By Benjamin Komolafe
Before I start this discourse, let me confess that I’m an incurable and pathological apologist of affirmative action. Affirmative action is that principle of democracy that encourages and even give express opportunities for women to occupy very sensitive political offices especially in Africa where women are denied such opportunities.
In the last two decades I have participated in struggles and advocacy towards the consolidation of this noble principle.
I remembered how I and other like minded comrades supported the governorship aspiration of Hajiya Aishatu Alhassan popularly known as Mama Taraba of blessed memory when she emerged the Taraba State gubernatorial candidate of the All Progressives Congress (APC) in 2015 and candidate of United Democratic Party (UDP) in 2019 general election.
After she lost elections in 2015, we also took part in the litigations that ensued up to the supreme court to ensure justice was dissipated in her case although we lost out the court process.
In the same manner, we did not relent in supporting the iron lady of Lagos State and the Deputy Governor of Lagos State, Madam Kofoworola Buknor Akerele during her sustained and prolonged face-off with her Boss and governor of Lagos State, Bola Ahmed Tinubu.
In the same vein we also supported Virginia Etiaba when she became the acting governor of Anambra State for three months and also extended and defended the former speaker of Nigeria’s house of representatives Patricia Etteh when she came under severe allegation of corruption.
I made reference to these poignant and powerful events in history to showcase our struggles to defend women in politics so as to shore up their participation in the politics of our dear nation because I’m an incorrigible supporter of women in politics.
It is in this stead that I felt highly elated and ecstatic when news filtered that an Adamawa woman Senator Aishatu Dahiru Ahmed Binani has defeated five men including the pioneer chairman of the Economic and Financial Crimes Commission (EFCC), the immediate past governor of the state, Muhammadu Umaru Jibrilla Bindow and some serving and past lawmakers.
My joy knows no bounds as another Amazon was on the cusps of making history in the annals of our democracy.

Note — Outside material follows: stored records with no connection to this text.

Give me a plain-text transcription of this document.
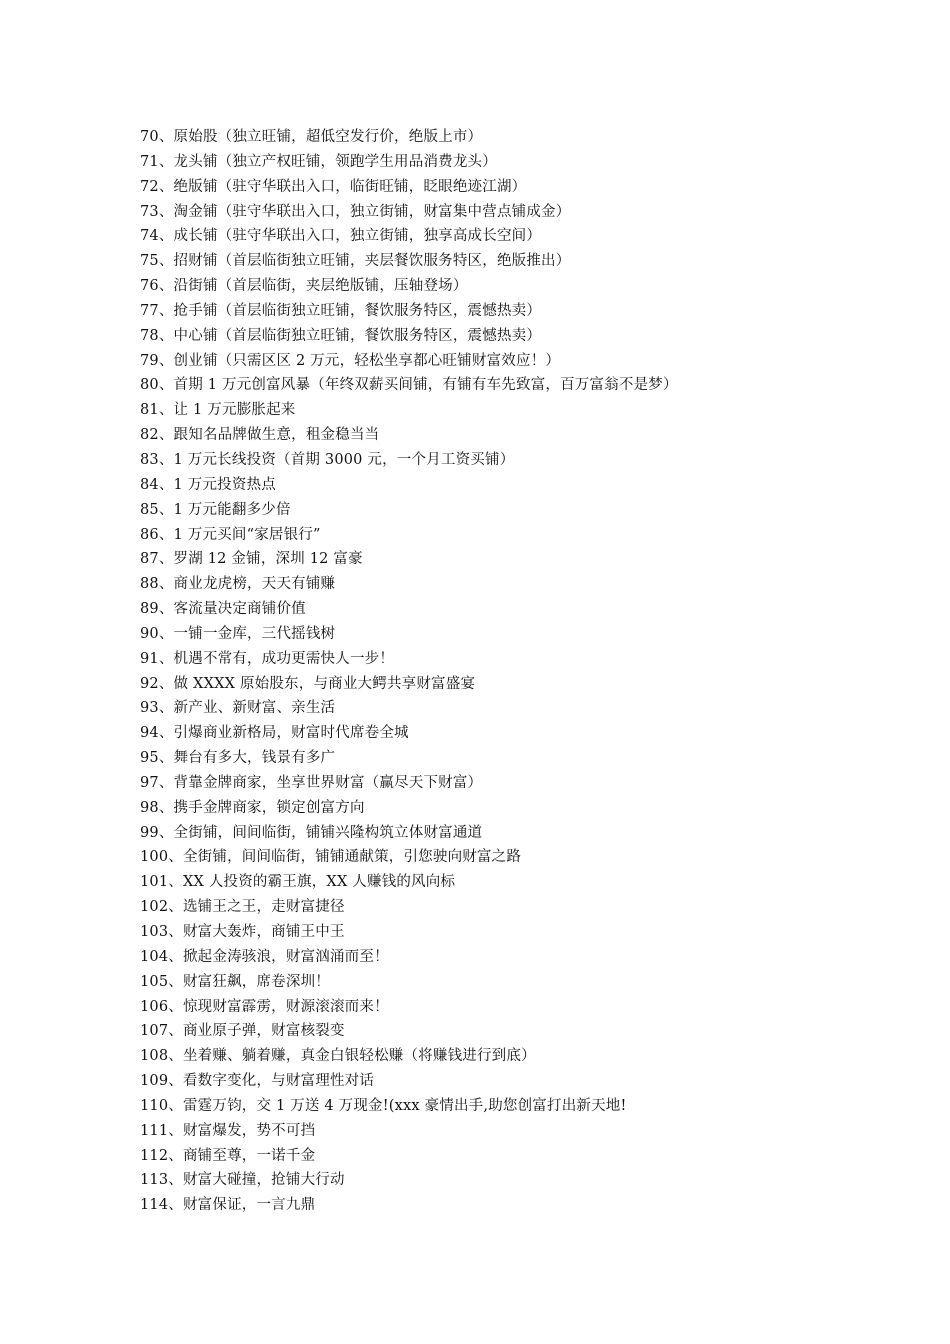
70、原始股（独立旺铺，超低空发行价，绝版上市）
71、龙头铺（独立产权旺铺，领跑学生用品消费龙头）
72、绝版铺（驻守华联出入口，临街旺铺，眨眼绝迹江湖）
73、淘金铺（驻守华联出入口，独立街铺，财富集中营点铺成金）
74、成长铺（驻守华联出入口，独立街铺，独享高成长空间）
75、招财铺（首层临街独立旺铺，夹层餐饮服务特区，绝版推出）
76、沿街铺（首层临街，夹层绝版铺，压轴登场）
77、抢手铺（首层临街独立旺铺，餐饮服务特区，震憾热卖）
78、中心铺（首层临街独立旺铺，餐饮服务特区，震憾热卖）
79、创业铺（只需区区 2 万元，轻松坐享都心旺铺财富效应！）
80、首期 1 万元创富风暴（年终双薪买间铺，有铺有车先致富，百万富翁不是梦）
81、让 1 万元膨胀起来
82、跟知名品牌做生意，租金稳当当
83、1 万元长线投资（首期 3000 元，一个月工资买铺）
84、1 万元投资热点
85、1 万元能翻多少倍
86、1 万元买间“家居银行”
87、罗湖 12 金铺，深圳 12 富豪
88、商业龙虎榜，天天有铺赚
89、客流量决定商铺价值
90、一铺一金库，三代摇钱树
91、机遇不常有，成功更需快人一步！
92、做 XXXX 原始股东，与商业大鳄共享财富盛宴
93、新产业、新财富、亲生活
94、引爆商业新格局，财富时代席卷全城
95、舞台有多大，钱景有多广
97、背靠金牌商家，坐享世界财富（赢尽天下财富）
98、携手金牌商家，锁定创富方向
99、全街铺，间间临街，铺铺兴隆构筑立体财富通道
100、全街铺，间间临街，铺铺通献策，引您驶向财富之路
101、XX 人投资的霸王旗，XX 人赚钱的风向标
102、选铺王之王，走财富捷径
103、财富大轰炸，商铺王中王
104、掀起金涛骇浪，财富汹涌而至！
105、财富狂飙，席卷深圳！
106、惊现财富霹雳，财源滚滚而来！
107、商业原子弹，财富核裂变
108、坐着赚、躺着赚，真金白银轻松赚（将赚钱进行到底）
109、看数字变化，与财富理性对话
110、雷霆万钧，交 1 万送 4 万现金!(xxx 豪情出手,助您创富打出新天地!
111、财富爆发，势不可挡
112、商铺至尊，一诺千金
113、财富大碰撞，抢铺大行动
114、财富保证，一言九鼎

The fact that the woman has displayed great courage, mettle and political grit in the politics of her home state by winning decisive elections including house of reps and senate made me to have convictions that at last, Nigeria is poised for a female governor.
The fact that the woman hailed from the conservative Fulani creed from Yola South local government of Adamawa State all made the spectacle of her victory heart warming.
But as I was exuding and enjoying the feat made by the Amazon two particularly distasteful stories about the election hit me like a thunderbolt.
The first one has to do with over voting during the party primaries that returned Binani as the gubernatorial candidate of the most potent opposition political party in Adamawa State. I learnt that while 1009 delegates were accredited, the election recorded 1011 votes meaning that there was over voting.
Although this may not be the fault of Binani, the issue has the tendency of affecting her candidature as constitutional provisions stated that whenever over voting is recorded during an election, the process has to be repeated meaning a fresh party primary has to be conducted to rectify the a anomaly as the ruling People’s Democratic Party (PDP) may capitalize on the situation to invoke the courts to bar the party from participating in the general election.
The second infraction which is the most dangerous one, is the widely reported allegation that EFCC operatives caught two of Binani’s henchmen in vote buying scandal.
Section five of Nigeria’s constitution which describes vote buying as a criminal enterprise may be invoked to quash Binani’s gubernatorial ambition which may become a sore anticlimax to our quest from having the first female governor from the northeastern Nigeria.
But it is hight time the APC as a party put its acts together to save an impending disaster because unless the two issues are investigated and resolved, the party may lose its chances of participating in the gubernatorial election in 2023.
Komolafe, a human rights activist writes from Yola.